Quel residuo merita una menzione. Se una dimensione del flaconcino non è un multiplo intero della quantità target, l'ultima misura parziale può risultare inutilizzabile, il che spinge il vero costo per dose utilizzabile leggermente più in alto di quanto suggerisca la divisione ordinata. Per confronti approssimativi tra venditori questo è di solito trascurabile, ma per margini stretti vale la pena verificare se la dimensione del flaconcino si divide in modo pulito.
Fattori che il numero non cattura
Il costo per dose confronta il peptide in sé, ma un confronto completo dei prezzi dovrebbe soppesare anche fattori che il calcolo ignora. Spedizione, dogana, quantità minime d'ordine e commissioni di pagamento cambiano tutti il costo reale a destinazione. Conta anche la qualità: un certificato di analisi (COA) che attesti purezza e identità fa parte di ciò che stai pagando, e un flaconcino più economico privo di certificato non è un confronto su basi omogenee. Anche la conservazione incide sul valore — i peptidi ricostituiti vengono generalmente conservati in frigorifero e al riparo dalla luce, e la stabilità varia in base al composto, quindi un flaconcino che non riesci a usare prima che si degradi non è l'affare che il suo costo per dose lascia intendere. Queste sono informazioni generali sulla conservazione, non consigli medici; segui sempre il COA del materiale e i dati di stabilità.

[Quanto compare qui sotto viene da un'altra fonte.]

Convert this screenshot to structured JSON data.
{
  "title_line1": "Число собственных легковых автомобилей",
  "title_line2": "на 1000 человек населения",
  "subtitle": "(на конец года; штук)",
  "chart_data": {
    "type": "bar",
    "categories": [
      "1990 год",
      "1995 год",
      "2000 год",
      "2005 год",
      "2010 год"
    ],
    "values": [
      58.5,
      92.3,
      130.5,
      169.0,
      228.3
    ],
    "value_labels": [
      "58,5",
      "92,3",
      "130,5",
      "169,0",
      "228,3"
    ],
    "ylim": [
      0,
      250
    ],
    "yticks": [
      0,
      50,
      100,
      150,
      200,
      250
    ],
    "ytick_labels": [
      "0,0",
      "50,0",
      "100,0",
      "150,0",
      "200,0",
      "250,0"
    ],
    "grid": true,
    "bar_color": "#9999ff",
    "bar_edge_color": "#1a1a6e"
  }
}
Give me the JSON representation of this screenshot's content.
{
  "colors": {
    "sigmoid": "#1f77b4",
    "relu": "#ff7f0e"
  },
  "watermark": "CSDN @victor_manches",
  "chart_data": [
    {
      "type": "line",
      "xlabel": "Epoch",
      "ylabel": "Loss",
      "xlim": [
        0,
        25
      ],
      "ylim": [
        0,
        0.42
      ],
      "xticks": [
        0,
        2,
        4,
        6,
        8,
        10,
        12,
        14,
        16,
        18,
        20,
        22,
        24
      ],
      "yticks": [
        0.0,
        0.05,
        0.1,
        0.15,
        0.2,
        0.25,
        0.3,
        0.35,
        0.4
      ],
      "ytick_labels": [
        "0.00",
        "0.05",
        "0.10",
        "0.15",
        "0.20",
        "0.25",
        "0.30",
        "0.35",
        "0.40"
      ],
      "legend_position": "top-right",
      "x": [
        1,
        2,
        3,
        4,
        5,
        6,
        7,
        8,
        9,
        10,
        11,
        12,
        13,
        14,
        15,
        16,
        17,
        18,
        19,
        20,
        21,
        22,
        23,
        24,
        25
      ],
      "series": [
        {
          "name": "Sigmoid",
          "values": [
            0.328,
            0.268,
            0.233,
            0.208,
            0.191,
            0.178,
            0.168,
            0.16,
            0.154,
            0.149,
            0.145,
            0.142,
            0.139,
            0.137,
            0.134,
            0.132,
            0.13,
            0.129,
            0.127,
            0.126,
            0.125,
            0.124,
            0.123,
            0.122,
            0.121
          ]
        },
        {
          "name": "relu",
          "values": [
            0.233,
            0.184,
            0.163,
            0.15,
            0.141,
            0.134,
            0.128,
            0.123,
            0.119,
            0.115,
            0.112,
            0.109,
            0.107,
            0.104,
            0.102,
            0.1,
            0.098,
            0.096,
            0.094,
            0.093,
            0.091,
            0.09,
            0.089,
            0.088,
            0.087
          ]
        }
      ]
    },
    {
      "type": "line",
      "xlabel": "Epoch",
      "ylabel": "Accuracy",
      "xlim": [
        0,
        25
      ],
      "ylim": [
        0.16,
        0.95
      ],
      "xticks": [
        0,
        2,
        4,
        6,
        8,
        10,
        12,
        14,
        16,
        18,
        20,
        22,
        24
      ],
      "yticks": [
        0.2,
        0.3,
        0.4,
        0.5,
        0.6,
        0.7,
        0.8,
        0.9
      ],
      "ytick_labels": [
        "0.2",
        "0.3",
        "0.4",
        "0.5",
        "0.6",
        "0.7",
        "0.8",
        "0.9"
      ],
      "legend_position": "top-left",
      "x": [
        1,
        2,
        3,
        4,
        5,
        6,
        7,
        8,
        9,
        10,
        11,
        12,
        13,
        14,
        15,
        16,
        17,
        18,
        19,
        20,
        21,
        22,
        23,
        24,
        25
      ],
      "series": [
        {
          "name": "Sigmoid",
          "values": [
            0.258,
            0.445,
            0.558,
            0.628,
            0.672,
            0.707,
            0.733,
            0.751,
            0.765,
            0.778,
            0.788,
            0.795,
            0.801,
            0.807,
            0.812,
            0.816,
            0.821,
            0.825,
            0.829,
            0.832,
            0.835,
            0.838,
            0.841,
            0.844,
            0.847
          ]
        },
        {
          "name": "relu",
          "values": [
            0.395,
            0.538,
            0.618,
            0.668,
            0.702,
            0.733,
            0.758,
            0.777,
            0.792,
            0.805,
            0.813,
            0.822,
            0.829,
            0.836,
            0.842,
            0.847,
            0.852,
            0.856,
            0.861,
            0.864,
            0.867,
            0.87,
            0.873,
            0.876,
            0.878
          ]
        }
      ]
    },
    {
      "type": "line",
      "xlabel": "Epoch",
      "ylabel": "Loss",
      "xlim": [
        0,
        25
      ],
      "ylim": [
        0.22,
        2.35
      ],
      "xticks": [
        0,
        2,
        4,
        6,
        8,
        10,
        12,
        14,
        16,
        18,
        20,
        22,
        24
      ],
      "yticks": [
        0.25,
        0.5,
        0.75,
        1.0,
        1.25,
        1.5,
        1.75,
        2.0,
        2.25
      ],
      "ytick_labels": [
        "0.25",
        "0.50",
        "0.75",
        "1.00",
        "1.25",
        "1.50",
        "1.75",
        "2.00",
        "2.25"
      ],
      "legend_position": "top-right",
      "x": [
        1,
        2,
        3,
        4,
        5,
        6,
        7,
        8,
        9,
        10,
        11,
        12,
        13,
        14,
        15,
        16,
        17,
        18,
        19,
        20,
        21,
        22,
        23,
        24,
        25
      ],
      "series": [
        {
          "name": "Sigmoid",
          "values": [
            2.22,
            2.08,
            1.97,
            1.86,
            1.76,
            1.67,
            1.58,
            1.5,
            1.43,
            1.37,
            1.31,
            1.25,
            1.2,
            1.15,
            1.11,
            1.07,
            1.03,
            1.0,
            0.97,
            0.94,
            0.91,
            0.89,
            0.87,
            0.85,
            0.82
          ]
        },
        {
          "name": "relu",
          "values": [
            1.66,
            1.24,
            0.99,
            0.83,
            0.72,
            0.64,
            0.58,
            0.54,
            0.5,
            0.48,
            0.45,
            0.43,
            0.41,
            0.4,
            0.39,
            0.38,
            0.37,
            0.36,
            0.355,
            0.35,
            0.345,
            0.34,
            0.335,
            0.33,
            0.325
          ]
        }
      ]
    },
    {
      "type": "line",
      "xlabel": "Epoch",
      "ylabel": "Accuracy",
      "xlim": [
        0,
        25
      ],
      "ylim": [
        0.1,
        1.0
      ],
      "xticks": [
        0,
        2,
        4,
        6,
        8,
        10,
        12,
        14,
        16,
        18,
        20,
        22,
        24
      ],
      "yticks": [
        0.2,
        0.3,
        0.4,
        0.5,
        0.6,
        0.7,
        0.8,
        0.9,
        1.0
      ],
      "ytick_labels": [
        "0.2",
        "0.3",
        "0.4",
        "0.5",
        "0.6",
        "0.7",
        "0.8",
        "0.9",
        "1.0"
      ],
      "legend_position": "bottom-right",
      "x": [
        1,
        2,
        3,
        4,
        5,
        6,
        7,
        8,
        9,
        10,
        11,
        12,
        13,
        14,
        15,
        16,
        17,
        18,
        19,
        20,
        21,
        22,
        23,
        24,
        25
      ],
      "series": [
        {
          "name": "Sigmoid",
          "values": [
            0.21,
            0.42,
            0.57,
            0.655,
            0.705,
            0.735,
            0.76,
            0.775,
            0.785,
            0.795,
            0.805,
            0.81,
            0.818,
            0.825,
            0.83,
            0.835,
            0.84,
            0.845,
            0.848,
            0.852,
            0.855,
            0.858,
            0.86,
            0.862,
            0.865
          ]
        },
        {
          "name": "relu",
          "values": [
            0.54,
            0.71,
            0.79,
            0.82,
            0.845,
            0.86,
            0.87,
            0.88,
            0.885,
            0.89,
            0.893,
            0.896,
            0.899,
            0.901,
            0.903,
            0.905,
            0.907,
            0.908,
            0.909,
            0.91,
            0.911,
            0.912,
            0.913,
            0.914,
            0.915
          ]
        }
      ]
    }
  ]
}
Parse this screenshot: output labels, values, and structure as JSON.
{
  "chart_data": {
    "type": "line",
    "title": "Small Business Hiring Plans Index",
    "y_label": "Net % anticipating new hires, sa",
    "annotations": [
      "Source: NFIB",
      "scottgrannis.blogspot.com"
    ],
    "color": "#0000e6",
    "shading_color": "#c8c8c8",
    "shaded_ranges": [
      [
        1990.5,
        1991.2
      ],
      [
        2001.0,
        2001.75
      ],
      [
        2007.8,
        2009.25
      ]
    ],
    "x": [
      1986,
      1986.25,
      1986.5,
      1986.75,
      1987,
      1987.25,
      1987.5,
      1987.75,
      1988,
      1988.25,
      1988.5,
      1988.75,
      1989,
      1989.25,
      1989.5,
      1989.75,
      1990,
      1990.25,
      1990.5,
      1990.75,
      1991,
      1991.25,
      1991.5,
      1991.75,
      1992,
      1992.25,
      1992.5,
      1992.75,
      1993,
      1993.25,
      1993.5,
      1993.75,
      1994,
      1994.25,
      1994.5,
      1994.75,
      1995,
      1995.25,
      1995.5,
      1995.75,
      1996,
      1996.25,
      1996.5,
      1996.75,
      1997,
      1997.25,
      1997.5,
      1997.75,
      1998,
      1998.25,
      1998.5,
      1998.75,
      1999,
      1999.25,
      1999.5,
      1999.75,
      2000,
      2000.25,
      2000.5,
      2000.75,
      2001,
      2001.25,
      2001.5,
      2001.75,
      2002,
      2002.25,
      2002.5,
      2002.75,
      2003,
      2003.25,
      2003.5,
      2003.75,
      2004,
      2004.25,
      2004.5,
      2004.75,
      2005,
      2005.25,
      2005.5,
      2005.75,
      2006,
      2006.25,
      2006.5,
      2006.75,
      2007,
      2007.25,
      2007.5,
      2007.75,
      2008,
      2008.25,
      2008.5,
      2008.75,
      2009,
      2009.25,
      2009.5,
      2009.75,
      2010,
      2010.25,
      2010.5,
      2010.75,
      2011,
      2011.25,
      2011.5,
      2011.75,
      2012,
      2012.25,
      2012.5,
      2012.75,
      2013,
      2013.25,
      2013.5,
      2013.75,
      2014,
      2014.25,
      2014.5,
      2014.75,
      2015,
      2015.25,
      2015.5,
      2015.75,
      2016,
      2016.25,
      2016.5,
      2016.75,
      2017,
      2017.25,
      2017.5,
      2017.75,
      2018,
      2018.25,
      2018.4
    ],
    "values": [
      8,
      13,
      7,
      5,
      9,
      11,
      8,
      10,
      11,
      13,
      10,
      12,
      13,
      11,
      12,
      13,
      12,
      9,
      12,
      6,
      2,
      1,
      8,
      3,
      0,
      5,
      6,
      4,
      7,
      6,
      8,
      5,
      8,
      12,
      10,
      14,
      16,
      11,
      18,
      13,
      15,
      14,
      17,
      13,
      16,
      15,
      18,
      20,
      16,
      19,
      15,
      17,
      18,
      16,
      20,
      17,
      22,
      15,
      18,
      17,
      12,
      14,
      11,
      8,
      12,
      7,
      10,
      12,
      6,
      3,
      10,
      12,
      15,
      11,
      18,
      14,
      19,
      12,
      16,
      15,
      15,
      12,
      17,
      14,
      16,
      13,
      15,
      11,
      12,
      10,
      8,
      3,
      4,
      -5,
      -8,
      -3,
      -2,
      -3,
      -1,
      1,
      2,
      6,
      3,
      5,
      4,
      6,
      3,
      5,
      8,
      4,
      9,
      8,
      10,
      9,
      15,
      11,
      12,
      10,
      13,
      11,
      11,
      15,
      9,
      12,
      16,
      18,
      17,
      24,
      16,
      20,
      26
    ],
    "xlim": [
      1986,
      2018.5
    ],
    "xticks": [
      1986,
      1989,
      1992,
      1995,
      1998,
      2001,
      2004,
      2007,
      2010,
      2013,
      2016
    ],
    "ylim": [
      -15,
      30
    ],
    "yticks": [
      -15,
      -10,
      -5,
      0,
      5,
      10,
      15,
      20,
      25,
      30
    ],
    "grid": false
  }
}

Con queste avvertenze in mente, il costo per dose resta la singola cifra più utile per tagliare il rumore del prezzo di listino. Fissa la tua quantità target, converti ogni flaconcino in un costo per mg, moltiplica di nuovo, e i venditori si ordineranno da soli in modo equo.
Contenuto solo educativo — non è un consiglio medico né una guida al dosaggio. I numeri mostrati sono esempi matematici ipotetici, non dosi suggerite. Verifica sempre con la letteratura primaria e con il certificato di analisi del tuo materiale.